The new negotiated prices were compared to the 2023 list prices of the drugs.

Important of note is that these numbers do not represent a direct comparison between the new negotiated prices and what Medicare and enrollees would have originally paid. The list price is the full retail price of a medication and doesn't include any discounts or rebates a drug company may have offered.


The federal government will have until March 2025 to publish an explanation of how it reached the negotiated prices. If a drugmaker refused to negotiate, they faced a tax penalty, which could be lifted if the drugmaker chose to withdraw their drug from the Medicare program.


What the Opposition Says


Opposition to the price setting under the Inflation Reduction Act has indicated that the government price-setting scheme for patients means:


  1. Reduced Options: In 2024, the number of standalone Part D plans dropped by 11%, falling to the lowest number of plans available since the Part D program’s beginning in 2006. The number of plans for low-income Part D patients dropped by 34%.

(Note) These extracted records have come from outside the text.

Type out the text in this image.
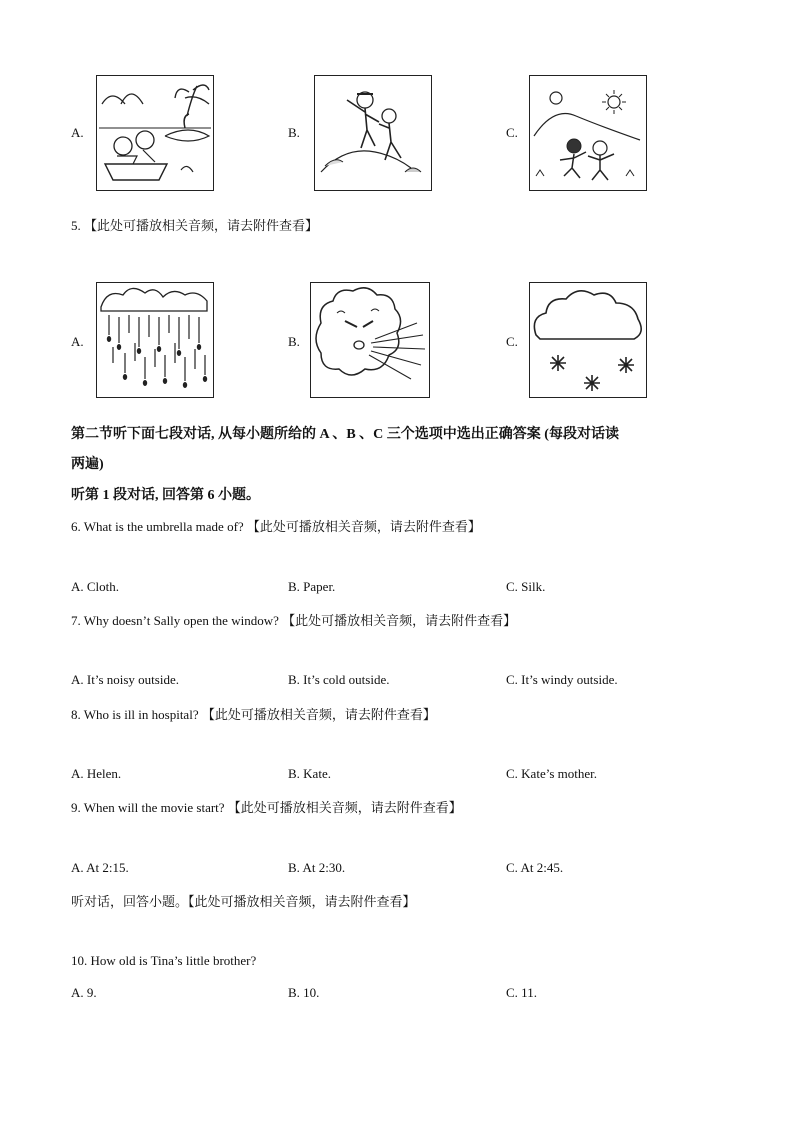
A.	B.	C.
5. 【此处可播放相关音频，请去附件查看】
A.	B.	C.
第二节听下面七段对话, 从每小题所给的 A 、B 、C 三个选项中选出正确答案 (每段对话读
两遍)
听第 1 段对话, 回答第 6 小题。
6. What is the umbrella made of? 【此处可播放相关音频，请去附件查看】
A. Cloth.	B. Paper.	C. Silk.
7. Why doesn’t Sally open the window? 【此处可播放相关音频，请去附件查看】
A. It’s noisy outside.	B. It’s cold outside.	C. It’s windy outside.
8. Who is ill in hospital? 【此处可播放相关音频，请去附件查看】
A. Helen.	B. Kate.	C. Kate’s mother.
9. When will the movie start? 【此处可播放相关音频，请去附件查看】
A. At 2:15.	B. At 2:30.	C. At 2:45.
听对话，回答小题。【此处可播放相关音频，请去附件查看】
10. How old is Tina’s little brother?
A. 9.	B. 10.	C. 11.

  2. Higher Out-of-Pocket Costs: 3.5 million Part D patients taking medicines subject to government price setting are likely to see an increase in out-of-pocket costs in 2026.

  3. Higher Premiums: Standalone Part D plan premiums jumped by 21% on average in 2024 and are projected to increase even more in 2025.

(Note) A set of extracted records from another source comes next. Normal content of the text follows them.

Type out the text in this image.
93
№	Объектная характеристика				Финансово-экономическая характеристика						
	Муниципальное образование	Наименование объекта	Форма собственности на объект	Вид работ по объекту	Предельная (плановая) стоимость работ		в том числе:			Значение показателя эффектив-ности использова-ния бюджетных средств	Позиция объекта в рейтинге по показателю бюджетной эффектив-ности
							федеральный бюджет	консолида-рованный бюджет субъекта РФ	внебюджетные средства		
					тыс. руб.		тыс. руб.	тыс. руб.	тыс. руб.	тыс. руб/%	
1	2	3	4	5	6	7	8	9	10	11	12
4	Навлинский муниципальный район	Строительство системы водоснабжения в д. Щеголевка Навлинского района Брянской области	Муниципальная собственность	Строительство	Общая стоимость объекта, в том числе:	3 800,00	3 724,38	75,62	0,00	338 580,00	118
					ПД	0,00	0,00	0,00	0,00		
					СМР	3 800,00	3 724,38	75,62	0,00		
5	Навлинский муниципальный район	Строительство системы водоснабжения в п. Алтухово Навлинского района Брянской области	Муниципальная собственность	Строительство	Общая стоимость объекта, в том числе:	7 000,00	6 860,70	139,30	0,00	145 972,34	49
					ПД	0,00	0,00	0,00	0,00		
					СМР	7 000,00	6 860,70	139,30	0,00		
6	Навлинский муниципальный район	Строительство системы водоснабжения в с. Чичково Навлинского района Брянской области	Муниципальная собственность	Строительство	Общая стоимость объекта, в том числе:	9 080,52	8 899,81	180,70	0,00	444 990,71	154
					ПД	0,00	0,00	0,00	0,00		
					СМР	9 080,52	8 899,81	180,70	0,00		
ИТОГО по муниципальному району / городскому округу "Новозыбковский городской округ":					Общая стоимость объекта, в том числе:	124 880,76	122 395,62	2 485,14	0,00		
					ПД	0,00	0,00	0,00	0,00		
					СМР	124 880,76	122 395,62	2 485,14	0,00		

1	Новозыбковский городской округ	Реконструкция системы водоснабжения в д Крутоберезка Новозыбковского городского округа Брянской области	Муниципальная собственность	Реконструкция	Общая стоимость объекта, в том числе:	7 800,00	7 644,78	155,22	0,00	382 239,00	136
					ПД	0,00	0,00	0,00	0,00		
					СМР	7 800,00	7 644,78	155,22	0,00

They have also indicated that these price-setting costs will lead to less innovation and alters the incentives for medicine development. That means fewer treatments for Alzheimer’s disease, ALS, cancer, mental health, rare diseases and more.  In addition, they add there are no assurances patients will see lower out-of-pocket costs because the law did nothing to rein in abuses by insurance companies and PBMs who ultimately decide what medicines are covered and what patients pay at the pharmacy.